The most remarkable fact is not their books themselves--blunt, no-holds-barred attacks on religion in different registers--but that they have succeeded in reaching mainstream readers and in becoming bestsellers. Is this because Americans are beginning to get fed up with the religiosity of the past several years? It would be comforting if we could explain this as a cultural signal of the end of the right-wing/evangelical ascendancy. Such speculations are probably wishful thinking--book buyers are such a small slice of the population that few sociologists would stake their careers on claiming that book buyers' preferences reflect anything like a national mood.In fact, it seems the taboo that is being broken is not by the book writers but book readers. As I wrote about in November, more and more non-theistic Americans are "coming out of the closet," speaking confidently about their lack of faith and mobilizing politically. In March, U.S. Rep. Peter Stark, D-CA, became the first member of Congress to out himself as an atheist.
The success of the New Atheists may, however, reflect something significant among their audience.
While atheists remain the most reviled of socio-religious groups -- according to a 1999 Gallup poll, only 49 percent of Americans would be willing to vote for an atheist president, 40 percentage points lower than for a Catholic, Jew or African-American and 10 points lower than for a gay candidate -- The New Atheists and their followers are trying to change that.
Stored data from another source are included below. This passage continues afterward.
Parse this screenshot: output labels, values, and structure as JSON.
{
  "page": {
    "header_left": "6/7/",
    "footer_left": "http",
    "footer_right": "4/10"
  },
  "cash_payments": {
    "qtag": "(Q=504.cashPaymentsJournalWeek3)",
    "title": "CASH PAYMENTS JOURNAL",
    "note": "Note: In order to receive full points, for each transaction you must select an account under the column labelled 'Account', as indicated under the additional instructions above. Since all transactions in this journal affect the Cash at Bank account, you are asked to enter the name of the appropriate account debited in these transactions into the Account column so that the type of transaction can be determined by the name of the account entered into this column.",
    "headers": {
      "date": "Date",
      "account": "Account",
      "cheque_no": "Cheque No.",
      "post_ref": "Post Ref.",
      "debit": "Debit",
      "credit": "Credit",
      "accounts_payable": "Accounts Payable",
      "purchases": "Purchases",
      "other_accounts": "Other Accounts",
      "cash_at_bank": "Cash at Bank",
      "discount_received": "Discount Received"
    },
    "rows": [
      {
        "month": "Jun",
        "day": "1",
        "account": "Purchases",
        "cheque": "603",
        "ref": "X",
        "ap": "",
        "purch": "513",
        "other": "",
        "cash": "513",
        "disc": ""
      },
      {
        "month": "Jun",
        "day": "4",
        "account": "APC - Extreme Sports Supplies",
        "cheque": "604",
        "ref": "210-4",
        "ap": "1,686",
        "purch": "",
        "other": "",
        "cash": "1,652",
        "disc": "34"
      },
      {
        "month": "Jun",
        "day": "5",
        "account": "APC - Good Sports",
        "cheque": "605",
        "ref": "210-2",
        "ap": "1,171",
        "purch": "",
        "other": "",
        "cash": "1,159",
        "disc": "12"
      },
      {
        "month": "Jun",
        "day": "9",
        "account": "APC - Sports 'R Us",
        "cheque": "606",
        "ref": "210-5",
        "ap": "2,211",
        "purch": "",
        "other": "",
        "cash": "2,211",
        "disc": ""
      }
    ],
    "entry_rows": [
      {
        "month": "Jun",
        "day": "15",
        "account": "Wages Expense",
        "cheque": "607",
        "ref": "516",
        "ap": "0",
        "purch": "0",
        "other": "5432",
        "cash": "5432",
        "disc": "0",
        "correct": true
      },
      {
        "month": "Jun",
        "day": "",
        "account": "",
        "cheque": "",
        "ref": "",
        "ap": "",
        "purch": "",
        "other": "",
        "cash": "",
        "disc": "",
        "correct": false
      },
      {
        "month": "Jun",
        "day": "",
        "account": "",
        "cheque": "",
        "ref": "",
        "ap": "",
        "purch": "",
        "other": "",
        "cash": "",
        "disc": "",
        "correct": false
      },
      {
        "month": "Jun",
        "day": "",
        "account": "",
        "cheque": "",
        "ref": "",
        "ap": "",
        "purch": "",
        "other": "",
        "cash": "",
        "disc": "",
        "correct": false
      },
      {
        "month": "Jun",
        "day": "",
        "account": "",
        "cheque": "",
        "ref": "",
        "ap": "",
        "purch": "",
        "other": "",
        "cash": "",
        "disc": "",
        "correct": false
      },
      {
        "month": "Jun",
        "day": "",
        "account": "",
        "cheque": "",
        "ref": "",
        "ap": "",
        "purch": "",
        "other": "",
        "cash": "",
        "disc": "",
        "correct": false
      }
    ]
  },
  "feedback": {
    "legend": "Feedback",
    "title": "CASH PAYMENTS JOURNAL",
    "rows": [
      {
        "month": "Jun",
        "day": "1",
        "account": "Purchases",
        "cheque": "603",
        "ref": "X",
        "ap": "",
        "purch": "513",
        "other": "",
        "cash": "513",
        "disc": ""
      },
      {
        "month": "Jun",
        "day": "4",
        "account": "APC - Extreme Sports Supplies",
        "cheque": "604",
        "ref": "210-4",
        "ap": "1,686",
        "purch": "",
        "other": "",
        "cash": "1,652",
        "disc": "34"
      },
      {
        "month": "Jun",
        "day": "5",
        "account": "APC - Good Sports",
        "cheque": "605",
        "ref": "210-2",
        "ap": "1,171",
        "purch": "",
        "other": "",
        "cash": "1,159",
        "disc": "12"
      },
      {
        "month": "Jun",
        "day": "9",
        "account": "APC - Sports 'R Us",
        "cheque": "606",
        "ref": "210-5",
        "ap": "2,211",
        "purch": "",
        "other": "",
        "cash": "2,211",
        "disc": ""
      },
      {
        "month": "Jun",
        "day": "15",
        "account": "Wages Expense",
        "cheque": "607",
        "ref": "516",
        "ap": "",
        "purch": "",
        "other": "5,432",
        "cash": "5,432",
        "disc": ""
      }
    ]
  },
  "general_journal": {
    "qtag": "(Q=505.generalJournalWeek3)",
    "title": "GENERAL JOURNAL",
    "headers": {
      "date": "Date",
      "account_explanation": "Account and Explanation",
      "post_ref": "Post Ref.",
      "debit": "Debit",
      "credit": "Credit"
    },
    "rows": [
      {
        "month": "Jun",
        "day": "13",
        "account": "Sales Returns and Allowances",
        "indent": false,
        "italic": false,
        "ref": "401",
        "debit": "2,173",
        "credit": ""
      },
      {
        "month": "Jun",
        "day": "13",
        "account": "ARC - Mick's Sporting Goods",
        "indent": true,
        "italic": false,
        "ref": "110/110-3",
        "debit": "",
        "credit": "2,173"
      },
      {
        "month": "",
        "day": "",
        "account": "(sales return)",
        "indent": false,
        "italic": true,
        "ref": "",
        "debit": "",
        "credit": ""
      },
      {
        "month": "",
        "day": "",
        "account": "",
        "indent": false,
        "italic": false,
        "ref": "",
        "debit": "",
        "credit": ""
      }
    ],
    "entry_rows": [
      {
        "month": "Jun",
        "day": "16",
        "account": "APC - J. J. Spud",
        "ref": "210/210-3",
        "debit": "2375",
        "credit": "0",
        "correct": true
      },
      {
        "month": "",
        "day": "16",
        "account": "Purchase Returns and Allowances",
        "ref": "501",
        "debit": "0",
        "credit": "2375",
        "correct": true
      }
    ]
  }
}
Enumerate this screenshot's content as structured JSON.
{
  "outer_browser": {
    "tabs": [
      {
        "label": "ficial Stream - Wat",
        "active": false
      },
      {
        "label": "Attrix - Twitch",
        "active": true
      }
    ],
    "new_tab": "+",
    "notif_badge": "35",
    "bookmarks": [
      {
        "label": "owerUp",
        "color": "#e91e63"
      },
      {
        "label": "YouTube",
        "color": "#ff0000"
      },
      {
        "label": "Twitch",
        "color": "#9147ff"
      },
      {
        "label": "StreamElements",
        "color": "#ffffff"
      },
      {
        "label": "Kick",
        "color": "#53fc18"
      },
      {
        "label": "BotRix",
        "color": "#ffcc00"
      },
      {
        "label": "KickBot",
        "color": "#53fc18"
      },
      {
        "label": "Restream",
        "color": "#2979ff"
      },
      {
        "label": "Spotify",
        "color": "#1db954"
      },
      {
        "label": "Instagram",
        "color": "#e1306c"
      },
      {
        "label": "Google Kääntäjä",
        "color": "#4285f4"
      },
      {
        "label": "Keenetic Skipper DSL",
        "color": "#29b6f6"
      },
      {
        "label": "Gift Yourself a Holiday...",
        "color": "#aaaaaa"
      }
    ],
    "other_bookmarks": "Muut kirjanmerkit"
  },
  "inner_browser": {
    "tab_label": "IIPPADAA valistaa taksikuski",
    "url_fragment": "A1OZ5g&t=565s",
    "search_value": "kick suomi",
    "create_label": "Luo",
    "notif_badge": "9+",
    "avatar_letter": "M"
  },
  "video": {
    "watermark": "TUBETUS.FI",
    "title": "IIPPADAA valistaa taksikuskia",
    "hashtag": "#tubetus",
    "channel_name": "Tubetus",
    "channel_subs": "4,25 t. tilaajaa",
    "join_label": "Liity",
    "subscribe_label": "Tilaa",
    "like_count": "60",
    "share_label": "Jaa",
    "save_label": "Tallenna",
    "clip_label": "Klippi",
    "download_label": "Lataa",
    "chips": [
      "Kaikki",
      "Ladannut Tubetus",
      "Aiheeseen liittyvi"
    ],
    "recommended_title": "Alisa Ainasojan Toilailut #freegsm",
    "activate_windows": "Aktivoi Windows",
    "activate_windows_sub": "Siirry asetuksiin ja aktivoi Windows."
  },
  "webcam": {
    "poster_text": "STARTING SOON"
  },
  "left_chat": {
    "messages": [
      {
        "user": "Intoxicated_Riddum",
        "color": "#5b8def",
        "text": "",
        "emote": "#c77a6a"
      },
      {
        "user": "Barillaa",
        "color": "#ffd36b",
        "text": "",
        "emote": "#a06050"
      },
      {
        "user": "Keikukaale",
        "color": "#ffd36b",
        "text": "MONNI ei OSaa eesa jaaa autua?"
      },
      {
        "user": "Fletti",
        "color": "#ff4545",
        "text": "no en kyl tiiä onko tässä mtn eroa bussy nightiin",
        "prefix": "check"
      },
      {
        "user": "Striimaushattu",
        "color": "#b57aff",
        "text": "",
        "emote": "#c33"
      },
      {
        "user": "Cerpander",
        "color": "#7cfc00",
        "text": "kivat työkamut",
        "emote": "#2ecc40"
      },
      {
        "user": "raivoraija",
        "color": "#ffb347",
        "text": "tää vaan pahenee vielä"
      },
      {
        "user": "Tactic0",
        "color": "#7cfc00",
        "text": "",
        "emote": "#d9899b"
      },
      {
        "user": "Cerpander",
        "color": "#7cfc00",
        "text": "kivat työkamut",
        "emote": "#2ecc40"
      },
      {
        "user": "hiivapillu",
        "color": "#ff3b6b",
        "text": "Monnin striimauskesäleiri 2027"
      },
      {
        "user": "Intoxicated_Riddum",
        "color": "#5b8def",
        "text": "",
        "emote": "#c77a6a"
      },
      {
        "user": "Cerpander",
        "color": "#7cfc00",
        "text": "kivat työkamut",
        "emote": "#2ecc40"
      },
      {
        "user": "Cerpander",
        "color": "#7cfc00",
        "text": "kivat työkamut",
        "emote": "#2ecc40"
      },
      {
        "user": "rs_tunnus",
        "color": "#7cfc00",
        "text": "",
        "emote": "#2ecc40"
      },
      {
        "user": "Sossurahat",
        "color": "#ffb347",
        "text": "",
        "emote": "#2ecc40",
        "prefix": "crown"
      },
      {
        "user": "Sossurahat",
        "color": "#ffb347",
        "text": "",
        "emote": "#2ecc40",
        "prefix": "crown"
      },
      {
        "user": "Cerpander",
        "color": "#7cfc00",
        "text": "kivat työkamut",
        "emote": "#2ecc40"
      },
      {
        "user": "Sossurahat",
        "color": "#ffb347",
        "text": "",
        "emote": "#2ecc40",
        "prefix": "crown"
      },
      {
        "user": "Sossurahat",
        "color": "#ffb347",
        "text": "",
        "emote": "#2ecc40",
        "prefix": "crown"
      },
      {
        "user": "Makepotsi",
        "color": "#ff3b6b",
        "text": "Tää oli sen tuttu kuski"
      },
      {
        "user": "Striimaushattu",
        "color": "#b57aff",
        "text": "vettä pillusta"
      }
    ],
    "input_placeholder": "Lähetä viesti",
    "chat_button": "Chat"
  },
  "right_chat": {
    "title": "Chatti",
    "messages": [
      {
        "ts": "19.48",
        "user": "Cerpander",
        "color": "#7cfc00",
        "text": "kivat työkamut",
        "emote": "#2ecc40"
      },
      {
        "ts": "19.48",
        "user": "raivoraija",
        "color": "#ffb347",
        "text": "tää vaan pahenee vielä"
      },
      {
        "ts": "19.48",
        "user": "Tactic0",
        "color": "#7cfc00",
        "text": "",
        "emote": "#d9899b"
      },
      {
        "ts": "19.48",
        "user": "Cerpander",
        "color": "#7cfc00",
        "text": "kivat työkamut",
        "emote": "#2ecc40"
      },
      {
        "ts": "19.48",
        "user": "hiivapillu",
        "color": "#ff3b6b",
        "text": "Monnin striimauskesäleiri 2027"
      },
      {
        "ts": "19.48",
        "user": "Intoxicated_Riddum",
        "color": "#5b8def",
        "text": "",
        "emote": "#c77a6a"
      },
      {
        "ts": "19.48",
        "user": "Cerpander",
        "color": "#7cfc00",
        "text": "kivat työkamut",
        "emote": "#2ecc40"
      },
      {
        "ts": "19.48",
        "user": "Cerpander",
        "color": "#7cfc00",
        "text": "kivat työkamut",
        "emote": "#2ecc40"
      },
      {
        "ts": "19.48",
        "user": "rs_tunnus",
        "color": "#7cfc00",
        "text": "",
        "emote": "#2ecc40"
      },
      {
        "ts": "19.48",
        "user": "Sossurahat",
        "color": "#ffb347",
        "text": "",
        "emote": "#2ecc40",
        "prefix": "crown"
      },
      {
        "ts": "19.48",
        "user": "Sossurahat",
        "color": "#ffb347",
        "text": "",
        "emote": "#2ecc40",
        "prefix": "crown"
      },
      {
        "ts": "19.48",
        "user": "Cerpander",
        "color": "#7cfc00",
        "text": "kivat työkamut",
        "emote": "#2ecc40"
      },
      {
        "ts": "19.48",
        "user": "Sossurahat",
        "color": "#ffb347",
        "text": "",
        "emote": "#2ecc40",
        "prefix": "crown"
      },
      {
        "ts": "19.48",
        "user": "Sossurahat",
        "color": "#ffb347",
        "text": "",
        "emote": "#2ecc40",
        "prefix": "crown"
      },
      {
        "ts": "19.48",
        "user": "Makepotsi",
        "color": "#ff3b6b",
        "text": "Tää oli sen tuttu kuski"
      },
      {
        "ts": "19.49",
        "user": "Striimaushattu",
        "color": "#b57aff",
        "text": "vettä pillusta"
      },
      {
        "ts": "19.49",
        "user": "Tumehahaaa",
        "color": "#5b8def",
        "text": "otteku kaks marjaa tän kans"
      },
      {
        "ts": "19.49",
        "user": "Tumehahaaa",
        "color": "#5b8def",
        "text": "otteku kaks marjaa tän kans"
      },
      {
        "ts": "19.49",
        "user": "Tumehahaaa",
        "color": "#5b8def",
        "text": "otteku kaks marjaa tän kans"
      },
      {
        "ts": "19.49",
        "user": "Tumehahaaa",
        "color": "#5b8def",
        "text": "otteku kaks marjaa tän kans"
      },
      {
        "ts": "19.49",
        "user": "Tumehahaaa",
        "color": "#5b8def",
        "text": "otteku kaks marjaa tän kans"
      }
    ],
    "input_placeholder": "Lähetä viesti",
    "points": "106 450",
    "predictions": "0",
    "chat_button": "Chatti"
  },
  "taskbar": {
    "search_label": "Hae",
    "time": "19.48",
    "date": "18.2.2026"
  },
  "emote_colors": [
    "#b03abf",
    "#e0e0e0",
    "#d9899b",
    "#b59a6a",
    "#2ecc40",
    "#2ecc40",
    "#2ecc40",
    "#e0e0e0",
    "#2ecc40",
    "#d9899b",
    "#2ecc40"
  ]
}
"People tend to think of religiosity or being involved in religion as something that is a proxy for being a good person, being a moral person, being a trustworthy person and being a good citizen," said Penny Edgell, University of Minnesota associate professor of sociology and the study's lead researcher.
"Most people don't even know an atheist. It becomes this label that people respond to that doesn't say much about the group in question but says a lot about people's assumptions."